Представьте, что вы попадаете в рай…
— Я точно не попадаю.
— Представьте! А кто-то из ваших близких отправился мучиться в ад. Как вы можете наслаждаться в раю, зная, что кто-то — и даже любой известный вам человек — в это время страдает? Согласны?
И все согласны. А я вот думаю, это — сугубо земная, или, как писал Достоевский, «эвклидова» мысль: я думаю, после смерти должно исчезнуть противоречие между «субъективным» и «объективным», иначе сказать, между «я» — и «не-я»! Если я знаю кого-то, то он уже — часть меня. Даже если хотя бы я слышал о нем, слышал имя, читал в газете — значит, уже в этой маленькой мере он — часть меня, часть моей «субъективности», личности: например, вы — уже часть меня!

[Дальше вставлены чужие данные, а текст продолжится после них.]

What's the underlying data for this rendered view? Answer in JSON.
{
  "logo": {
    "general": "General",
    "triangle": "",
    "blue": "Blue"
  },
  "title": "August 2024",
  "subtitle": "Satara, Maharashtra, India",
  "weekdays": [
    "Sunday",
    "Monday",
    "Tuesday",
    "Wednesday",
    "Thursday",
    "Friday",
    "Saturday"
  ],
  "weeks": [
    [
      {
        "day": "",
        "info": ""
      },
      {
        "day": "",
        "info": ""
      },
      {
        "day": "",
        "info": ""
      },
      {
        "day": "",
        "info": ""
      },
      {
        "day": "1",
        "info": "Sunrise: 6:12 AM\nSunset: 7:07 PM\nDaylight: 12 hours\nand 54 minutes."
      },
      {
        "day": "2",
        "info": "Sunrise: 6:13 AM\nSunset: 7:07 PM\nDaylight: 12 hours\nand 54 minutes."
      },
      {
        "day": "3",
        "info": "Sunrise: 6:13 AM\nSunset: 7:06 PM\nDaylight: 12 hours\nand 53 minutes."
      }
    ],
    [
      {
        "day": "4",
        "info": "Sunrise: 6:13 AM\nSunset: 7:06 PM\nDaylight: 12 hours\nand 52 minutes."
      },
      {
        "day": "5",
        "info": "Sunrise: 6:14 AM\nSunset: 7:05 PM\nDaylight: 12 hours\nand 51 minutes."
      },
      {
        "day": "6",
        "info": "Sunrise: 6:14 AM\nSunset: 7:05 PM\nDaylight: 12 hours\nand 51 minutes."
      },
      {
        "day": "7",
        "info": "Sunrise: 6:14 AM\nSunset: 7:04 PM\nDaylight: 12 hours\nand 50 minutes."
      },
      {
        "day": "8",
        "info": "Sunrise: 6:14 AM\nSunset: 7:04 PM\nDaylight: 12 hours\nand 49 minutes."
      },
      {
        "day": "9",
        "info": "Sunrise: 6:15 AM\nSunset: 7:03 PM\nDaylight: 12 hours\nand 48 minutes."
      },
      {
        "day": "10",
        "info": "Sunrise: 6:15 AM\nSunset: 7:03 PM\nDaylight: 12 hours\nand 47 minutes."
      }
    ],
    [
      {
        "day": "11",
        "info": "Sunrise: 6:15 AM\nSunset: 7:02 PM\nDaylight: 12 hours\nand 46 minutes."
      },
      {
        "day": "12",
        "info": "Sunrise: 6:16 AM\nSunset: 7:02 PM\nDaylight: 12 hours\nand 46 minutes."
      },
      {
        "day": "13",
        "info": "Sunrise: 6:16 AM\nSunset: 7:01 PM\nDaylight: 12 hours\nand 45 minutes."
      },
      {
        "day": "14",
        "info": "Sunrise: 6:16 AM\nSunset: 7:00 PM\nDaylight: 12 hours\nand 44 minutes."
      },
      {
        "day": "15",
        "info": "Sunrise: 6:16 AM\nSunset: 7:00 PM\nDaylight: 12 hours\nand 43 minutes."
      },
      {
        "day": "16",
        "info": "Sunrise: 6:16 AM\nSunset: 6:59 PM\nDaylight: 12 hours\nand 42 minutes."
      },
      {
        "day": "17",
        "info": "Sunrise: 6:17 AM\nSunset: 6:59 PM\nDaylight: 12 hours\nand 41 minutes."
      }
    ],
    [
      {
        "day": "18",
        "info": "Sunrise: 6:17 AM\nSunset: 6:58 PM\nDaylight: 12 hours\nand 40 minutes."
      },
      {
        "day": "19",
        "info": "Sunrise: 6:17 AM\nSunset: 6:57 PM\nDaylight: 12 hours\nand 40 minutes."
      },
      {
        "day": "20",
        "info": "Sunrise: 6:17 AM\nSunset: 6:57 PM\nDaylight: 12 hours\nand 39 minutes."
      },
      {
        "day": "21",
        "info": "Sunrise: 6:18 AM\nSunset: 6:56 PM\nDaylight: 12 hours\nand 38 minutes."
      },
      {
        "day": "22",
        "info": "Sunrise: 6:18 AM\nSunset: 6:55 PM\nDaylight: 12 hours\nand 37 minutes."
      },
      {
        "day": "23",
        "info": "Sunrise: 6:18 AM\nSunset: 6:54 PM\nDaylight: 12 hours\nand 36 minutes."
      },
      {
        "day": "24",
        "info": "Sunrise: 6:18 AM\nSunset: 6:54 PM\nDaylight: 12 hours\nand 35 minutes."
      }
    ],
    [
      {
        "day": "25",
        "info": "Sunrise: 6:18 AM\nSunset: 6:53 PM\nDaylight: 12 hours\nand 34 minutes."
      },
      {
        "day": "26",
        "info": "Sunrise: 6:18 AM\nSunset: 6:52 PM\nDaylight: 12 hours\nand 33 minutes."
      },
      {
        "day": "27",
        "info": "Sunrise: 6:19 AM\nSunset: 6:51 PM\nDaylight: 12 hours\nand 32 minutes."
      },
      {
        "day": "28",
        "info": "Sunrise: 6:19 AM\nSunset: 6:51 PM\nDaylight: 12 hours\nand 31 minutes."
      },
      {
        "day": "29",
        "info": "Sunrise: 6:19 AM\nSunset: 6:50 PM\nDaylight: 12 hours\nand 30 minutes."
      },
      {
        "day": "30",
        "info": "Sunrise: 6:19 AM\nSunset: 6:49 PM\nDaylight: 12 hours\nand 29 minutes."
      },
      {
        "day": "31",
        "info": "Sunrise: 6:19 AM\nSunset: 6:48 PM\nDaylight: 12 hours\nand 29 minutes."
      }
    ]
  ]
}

Анна склонила голову набок, и Федору показалось, что она смотрит на его губы.
— Значит, если я иду в рай, то все люди, которых я знаю, тоже вместе со мной идут в рай! Я — вмещаю в себя целый мир и весь мир приведу туда вместе с собой… или не приведу! Поэтому именно самоубийство — страшнейший грех: это убийство не одного человека, а всех, кого знаешь, убийство целой вселенной! И это не поэтический образ, не иносказание, вот в чем дело!..
— Подожди-подожди… То есть я существую только в твоей голове?
— Вы в моей, а я в вашей!
— А кто же из нас настоящий?
— Мы оба! Ах, знаю: ужасно трудно понять. Мы привыкли, что есть так называемое «реальное», «объективное», «существующее для всех одинаково» — или другое, презрительно называемое «субъективным», — и либо так, либо эдак, и мы не можем от этой привычки освободиться — как мы не можем освободиться от ощущения времени, от пространства… В действительности обман — уже в сам
— Я волнуюсь.
— В реальности…
— Федечка, ты такой умный… А где твоя девушка? — неожиданно спросила Анна.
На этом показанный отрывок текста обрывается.